Find Primary Sources in Loyola's Collections

If you are uncertain about how to find primary sources for  your topic, consider trying one or more of the following:

  • Ask your professor about important sources on your topic.
  • Contact a reference librarian to learn how to find primary sources in Loyola's collections and beyond.
  • Talk to our University Archivist or our Women & Leadership Archivist about Loyola's collections, as well as collections that may be held in local area archives.

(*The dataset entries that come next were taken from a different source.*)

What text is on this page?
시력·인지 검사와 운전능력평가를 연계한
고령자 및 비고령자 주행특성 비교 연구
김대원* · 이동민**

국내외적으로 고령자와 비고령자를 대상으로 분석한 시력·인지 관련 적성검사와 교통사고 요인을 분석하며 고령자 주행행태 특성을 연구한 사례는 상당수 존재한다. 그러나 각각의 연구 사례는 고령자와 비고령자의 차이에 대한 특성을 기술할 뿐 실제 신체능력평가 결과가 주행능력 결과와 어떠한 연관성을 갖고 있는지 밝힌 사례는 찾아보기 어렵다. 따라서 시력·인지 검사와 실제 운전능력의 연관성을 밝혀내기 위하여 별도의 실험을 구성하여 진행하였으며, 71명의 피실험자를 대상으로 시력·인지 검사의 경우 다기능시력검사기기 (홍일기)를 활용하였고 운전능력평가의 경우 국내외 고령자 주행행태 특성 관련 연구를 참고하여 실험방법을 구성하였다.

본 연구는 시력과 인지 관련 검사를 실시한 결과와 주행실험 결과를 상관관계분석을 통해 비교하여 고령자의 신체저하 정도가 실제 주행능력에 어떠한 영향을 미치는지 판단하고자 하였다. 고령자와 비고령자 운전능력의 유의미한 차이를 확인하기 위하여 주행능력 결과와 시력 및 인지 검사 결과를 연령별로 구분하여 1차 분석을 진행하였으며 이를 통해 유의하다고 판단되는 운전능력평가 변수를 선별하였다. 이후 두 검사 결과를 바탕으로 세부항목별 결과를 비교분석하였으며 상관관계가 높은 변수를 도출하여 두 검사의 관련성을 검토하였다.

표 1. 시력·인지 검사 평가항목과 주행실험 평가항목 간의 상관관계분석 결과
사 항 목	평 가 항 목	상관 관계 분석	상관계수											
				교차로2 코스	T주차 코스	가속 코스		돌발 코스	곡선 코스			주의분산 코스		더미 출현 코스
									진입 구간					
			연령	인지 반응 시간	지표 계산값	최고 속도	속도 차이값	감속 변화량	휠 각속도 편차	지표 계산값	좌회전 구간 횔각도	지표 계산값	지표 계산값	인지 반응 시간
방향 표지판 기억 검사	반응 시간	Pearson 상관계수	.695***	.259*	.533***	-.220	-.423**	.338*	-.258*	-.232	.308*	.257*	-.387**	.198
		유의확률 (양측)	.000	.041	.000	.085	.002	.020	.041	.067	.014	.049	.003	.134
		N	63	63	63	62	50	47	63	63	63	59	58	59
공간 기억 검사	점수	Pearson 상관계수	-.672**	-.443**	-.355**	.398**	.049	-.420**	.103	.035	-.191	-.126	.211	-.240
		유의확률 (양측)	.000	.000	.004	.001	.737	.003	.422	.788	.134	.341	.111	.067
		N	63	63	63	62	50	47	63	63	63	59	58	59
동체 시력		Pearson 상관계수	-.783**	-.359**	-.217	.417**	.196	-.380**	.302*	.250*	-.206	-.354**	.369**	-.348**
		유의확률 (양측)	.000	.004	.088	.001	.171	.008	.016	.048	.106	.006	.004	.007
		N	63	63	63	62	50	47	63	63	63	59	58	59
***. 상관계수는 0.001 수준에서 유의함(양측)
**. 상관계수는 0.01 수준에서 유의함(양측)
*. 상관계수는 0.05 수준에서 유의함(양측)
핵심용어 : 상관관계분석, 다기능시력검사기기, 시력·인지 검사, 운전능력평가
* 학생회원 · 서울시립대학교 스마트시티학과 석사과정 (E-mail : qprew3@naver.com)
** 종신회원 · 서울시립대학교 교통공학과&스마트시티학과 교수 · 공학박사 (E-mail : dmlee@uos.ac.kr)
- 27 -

You can use the library catalog to locate published primary source collections.  While performing a subject search, use the subdivisions below to retrieve primary material on your topic:

  • Diaries
  • Case studies
  • Personal narratives
  • Songs and music
  • Correspondence
  • Public opinion
  • Photography
  • Caricatures and cartoons
  • Interviews
  • Pictorial works
  • Underground literature
  • Exhibitions --posters
  • Anecdotes
  • Sermons
  • Sources 

In addition, look for the Limit by Date option to find materials published during a particular year or range of years.

What is a Primary Source?

A primary source is firsthand testimony or direct evidence concerning a topic, an event, a person's life, original works of literature, and historical facts. It consists of original materials that have not been filtered through interpretation, condensation, evaluation or any type of commentary. Primary sources are usually the first formal appearance of results and offer an immediate picture of the topic under investigation.

Examples

  • Proceedings and minutes
  • Letters and Correspondence
  • Scientific journal articles reporting research results
  • Original documents (birth certificate, transcripts)
  • Technical reports
  • Photographs and works of art
  • Patents
  • Speeches
  • Sets of data such as Census Statistics
  • Autobiographies, memoirs
  • Works of literature (poems or fiction)
  • Eyewitness accounts
  • Diaries
  • Constitution, statutes
  • Interviews, surveys
  • Treaties
  • Encyclicals and Other Papal Writings

What is a Secondary Source?

A secondary source is information about primary, or original information, which usually has been modified, selected, or rearranged after the fact, for a specific purpose or audience. It can be a description, an interpretation, an analysis, a commentary and an evaluation of an historical event or phenomenon, or the original writing of an author.

Examples

  • Biographies
  • Indexes and Abstracts
  • Bibliographies
  • Chronologies
  • Encyclopedia articles
  • Commentaries
  • Dictionaries
  • Dissertations and Thesis
  • Directories
  • Monographs (non fiction)
  • Editorials
  • Review articles and Literature review
  • Textbooks
  • Work of criticism and interpretation
  • Periodical articles
  • Almanacs and Fact books

NOTE: Primary sources tend to stand on their own, while secondary sources are based on other sources, but it is not always easy to discern the difference between the two. The same document, or other piece of evidence, may be a primary source to one researcher and a secondary source to another. 

FOR EXAMPLE:  If you are doing research on Pearl Harbor, a newspaper article commemorating December 7th, 1941 is a secondary source.  An article dated of December 7th, 1941 and reporting the attack on Pearl Harbor is a primary source.